KPU Bantah Dalil PSI di Sidang Pileg 2024, Gugatan Selisih Suara Tidak Ternyata

Mahkamah Konstitusi (MK) kembali mendengarkan jawaban termohon yakni Komisi Pemilihan Biasa (KPU), dalam lanjutan sidang sengketa Pemilu Legislatif afau Pileg 2024.

Pada sidang hari ini, Senin (13/5/2024), KPU memberi tentangan kepada dalil pemohon yakni Partai Solidaritas Indonesia (PSI) yang meyakini ada selisih suara di Dapil Nias Selatan 5. Tapi sesudah KPU menyandingkan data, hal itu tak ternyata.

“Setelah melakukan persandingan slot77 login data berkaitan adanya dugaan penggelembungan dan pengurangan suara di dua kecamatan pada 23 TPS ternyata tak pantas antara data Pemohon dan data Termohon,” kata Budi Rahman selaku Regu tata tertib KPU di ruang sidang MK, Jakarta, Senin (13/5/2024).

Budi menjelaskan, di Kecamatan Toma ada tentangan dari PSI dengan PAN kemudian sesudah ditindaklanjuti oleh Badan Pengawas Pemilu (Bawaslu) timbul putusan untuk melakukan penghitungan suara ulang. Teladan C Hasil Plano pada TPS 1, 2, 3, 4.

“Setelah dikerjakan penghitungan suara ulang, tak didapati adanya perbedaan perolehan suara. Jadi sudah clear, Yang Mulia,” tegas Budi.

Budi menambahkan, berkaitan dengan dalil Pemohon menyatakan terjadinya pengurangan dan penggelembungan suara PSI sebanyak 125 suara yang terjadi di 8 desa 14 TPS pada Kecamatan Sidua’ori, KPU berpandangan perolehan suara sudah pantas.

“Berkaitan di Kecamatan Sidua’ori sudah pantas dengan Teladan D.Hasil Kecamatan-DPRD KABKO dan Saksi dari PSI sudah menandatangani Teladan D.Hasil Kecamatan-DPRD KABKO,” tandas Budi.

Sebagai info, Sidang Perkara Perselisihan Hasil Pemilihan Biasa (PHPU) Tahun 2024 ini teregistrasi dengan nomor 179-01-15-02/PHPU.DPR-DPRD-XXII/2024. Perkara mempersoalkan perolehan suara untuk pengisian calon member DPRD Kabupaten di Provinsi Sumatera Utara Tahun 2024.
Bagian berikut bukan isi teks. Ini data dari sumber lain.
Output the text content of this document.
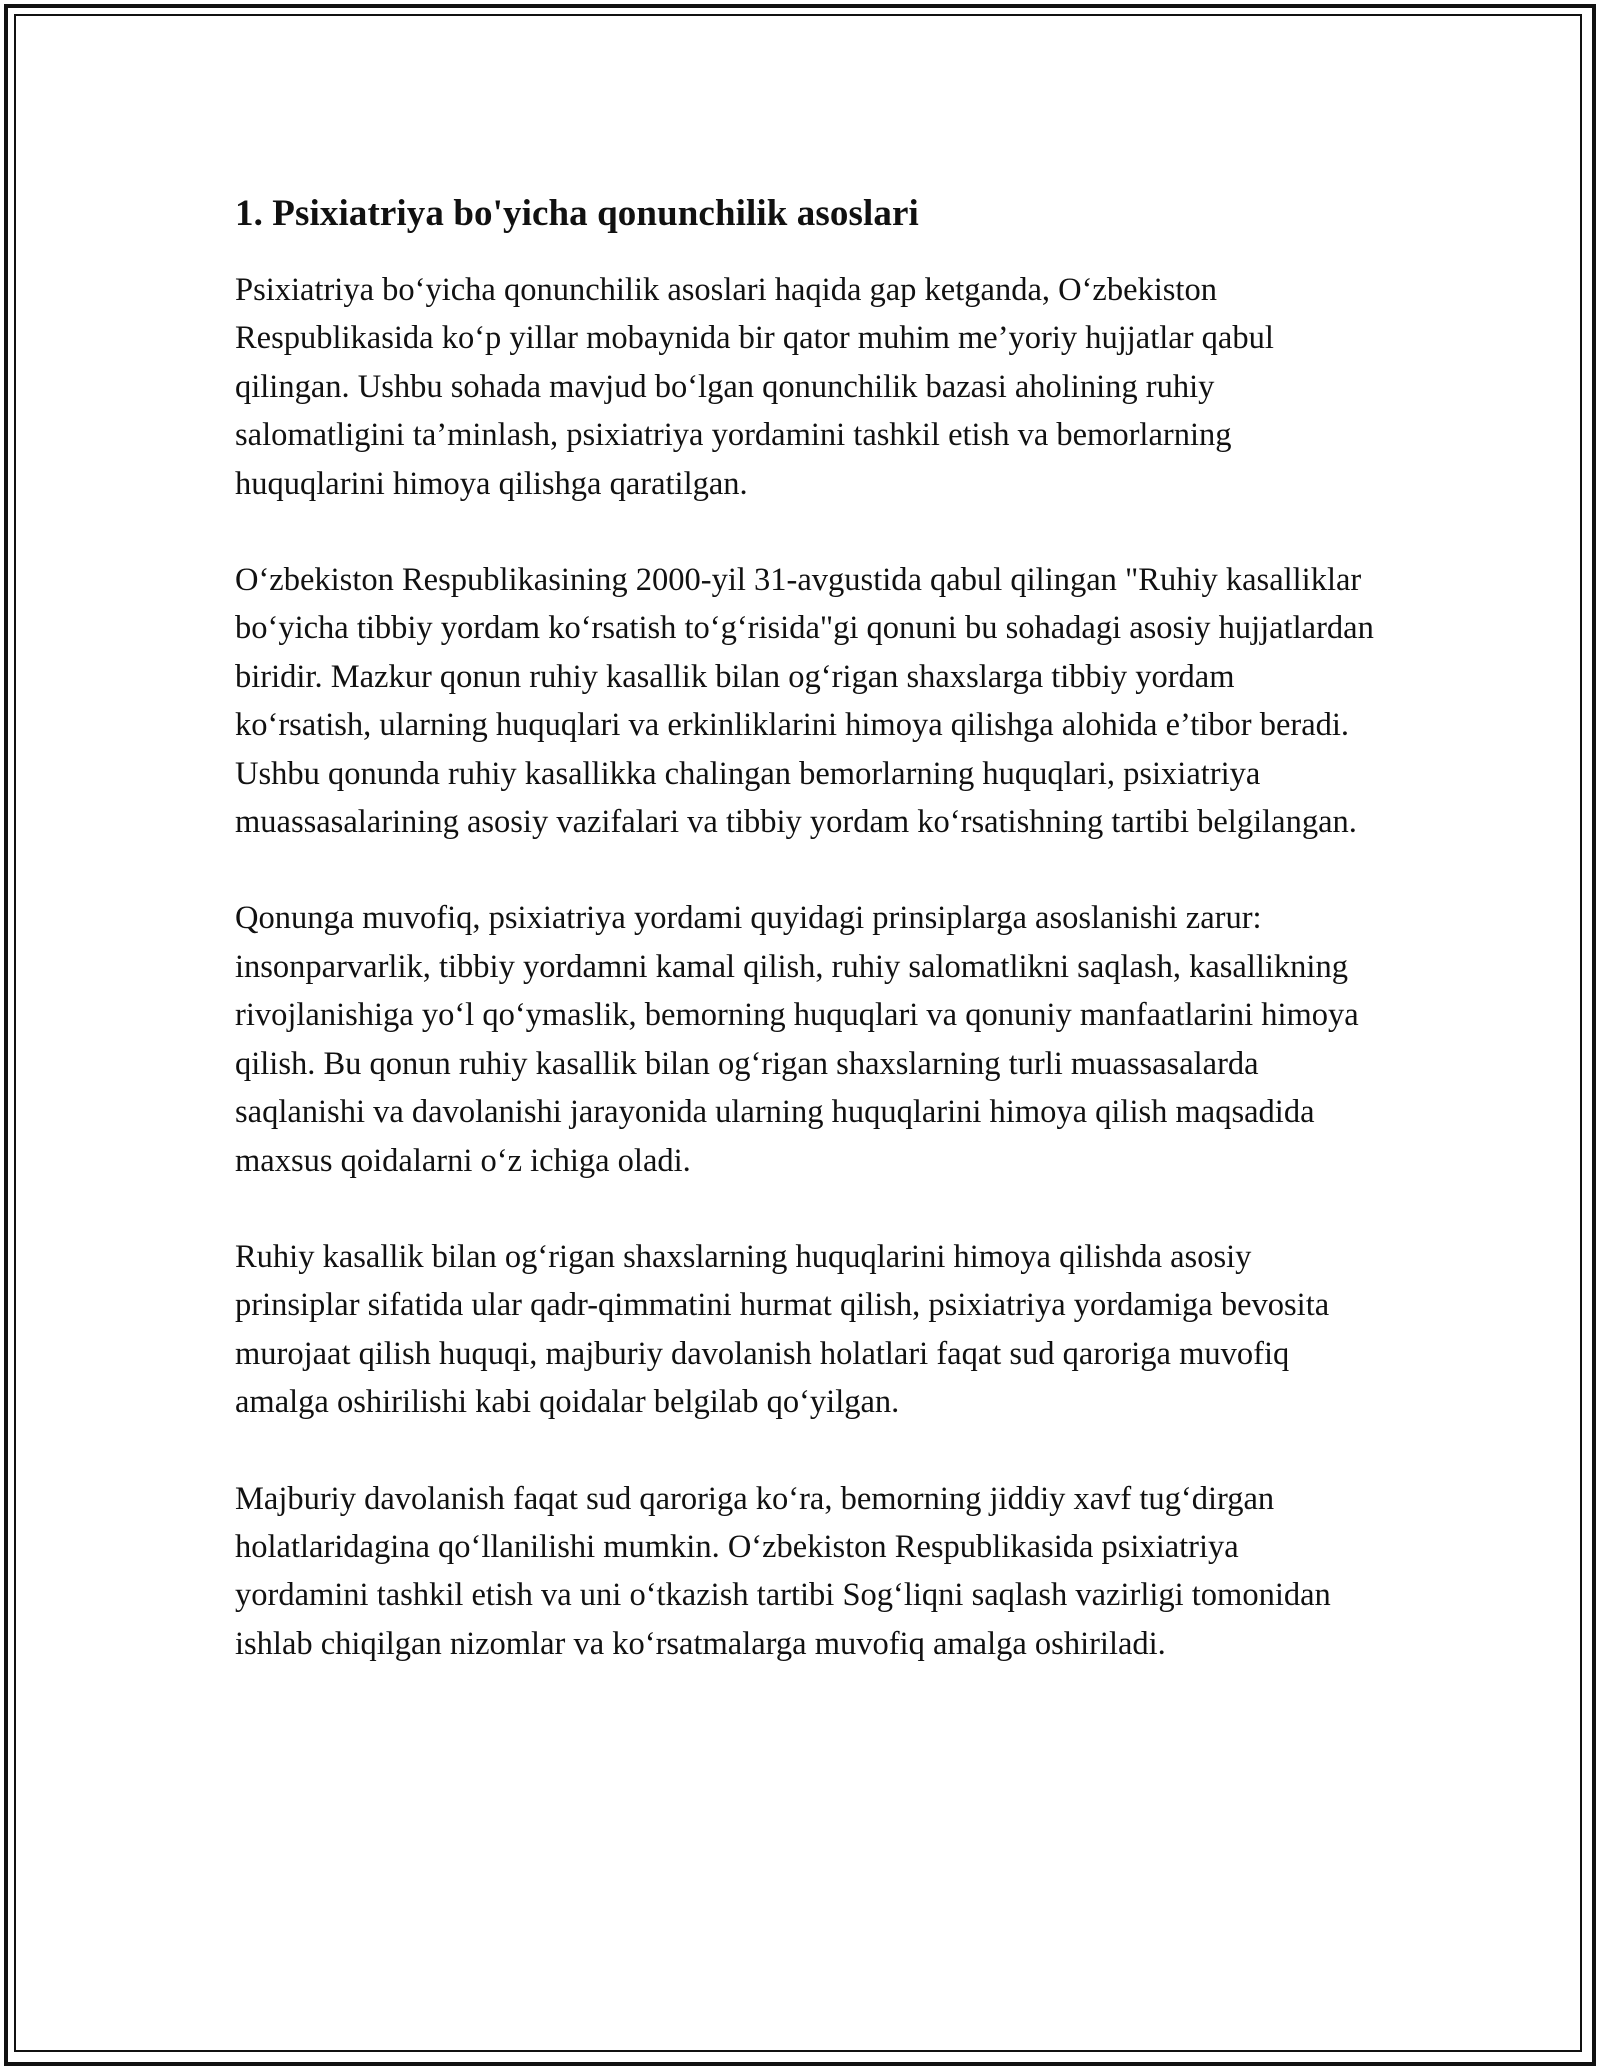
1. Psixiatriya bo'yicha qonunchilik asoslari

Psixiatriya bo‘yicha qonunchilik asoslari haqida gap ketganda, O‘zbekiston Respublikasida ko‘p yillar mobaynida bir qator muhim me’yoriy hujjatlar qabul qilingan. Ushbu sohada mavjud bo‘lgan qonunchilik bazasi aholining ruhiy salomatligini ta’minlash, psixiatriya yordamini tashkil etish va bemorlarning huquqlarini himoya qilishga qaratilgan.

O‘zbekiston Respublikasining 2000-yil 31-avgustida qabul qilingan "Ruhiy kasalliklar bo‘yicha tibbiy yordam ko‘rsatish to‘g‘risida"gi qonuni bu sohadagi asosiy hujjatlardan biridir. Mazkur qonun ruhiy kasallik bilan og‘rigan shaxslarga tibbiy yordam ko‘rsatish, ularning huquqlari va erkinliklarini himoya qilishga alohida e’tibor beradi. Ushbu qonunda ruhiy kasallikka chalingan bemorlarning huquqlari, psixiatriya muassasalarining asosiy vazifalari va tibbiy yordam ko‘rsatishning tartibi belgilangan.

Qonunga muvofiq, psixiatriya yordami quyidagi prinsiplarga asoslanishi zarur: insonparvarlik, tibbiy yordamni kamal qilish, ruhiy salomatlikni saqlash, kasallikning rivojlanishiga yo‘l qo‘ymaslik, bemorning huquqlari va qonuniy manfaatlarini himoya qilish. Bu qonun ruhiy kasallik bilan og‘rigan shaxslarning turli muassasalarda saqlanishi va davolanishi jarayonida ularning huquqlarini himoya qilish maqsadida maxsus qoidalarni o‘z ichiga oladi.

Ruhiy kasallik bilan og‘rigan shaxslarning huquqlarini himoya qilishda asosiy prinsiplar sifatida ular qadr-qimmatini hurmat qilish, psixiatriya yordamiga bevosita murojaat qilish huquqi, majburiy davolanish holatlari faqat sud qaroriga muvofiq amalga oshirilishi kabi qoidalar belgilab qo‘yilgan.

Majburiy davolanish faqat sud qaroriga ko‘ra, bemorning jiddiy xavf tug‘dirgan holatlaridagina qo‘llanilishi mumkin. O‘zbekiston Respublikasida psixiatriya yordamini tashkil etish va uni o‘tkazish tartibi Sog‘liqni saqlash vazirligi tomonidan ishlab chiqilgan nizomlar va ko‘rsatmalarga muvofiq amalga oshiriladi.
Sidang diketuai oleh Suhartoyo yang didampingi Hakim Konstitusi Daniel Yusmic P. Foekh dan Hakim Konstitusi M. Guntur Hamzah di ruang panel 1.

Hakim MK Soroti Sirekap Bermasalah Selama Pilpres, Minta KPU Perbaiki Jelang Pilkada 2024
Sementara itu, Hakim Mahkamah Konstitusi (MK) Arief Hidayat menyoroti problem Sistem Kabar Rekapitulasi (Sirekap) yang dimaksimalkan Komisi Pemilihan Biasa (KPU) selama pilpres 2024. Arief minta KPU membenarkan Sirekap jelang pemilihan kepala daerah (pilkada) serentak 2024.

Hal ini disajikan Hakim Arief dalam sidang mendengarkan jawaban Termohon (KPU), Pihak Berkaitan (Partai Gerindra dan Partai Aceh), Bawaslu dalam Perselisihan Hasil Pemilihan Biasa (PHPU) perkara nomor 20-01-04-01/PHPU.DPR-DPRD-XXII/2024 yang diajukan Partai Golkar.

“Pak Idham Holik (Komisioner KPU) ya. Dulu Situng, kini Sirekap. Gimana ini jika gitu. Ini di semua tahapan, apalagi kemarin waktu kita pilpres itu Sirekapnya jadi bermasalah. Memang Sirekap tak dapat dipakai, karena bermasalah terus itu, ya Pak Holik, ya. Untuk catatan,” kata Arief di Gedung Mahkamah Konstitusi, Jakarta Pusat, Rabu (8/5/2024).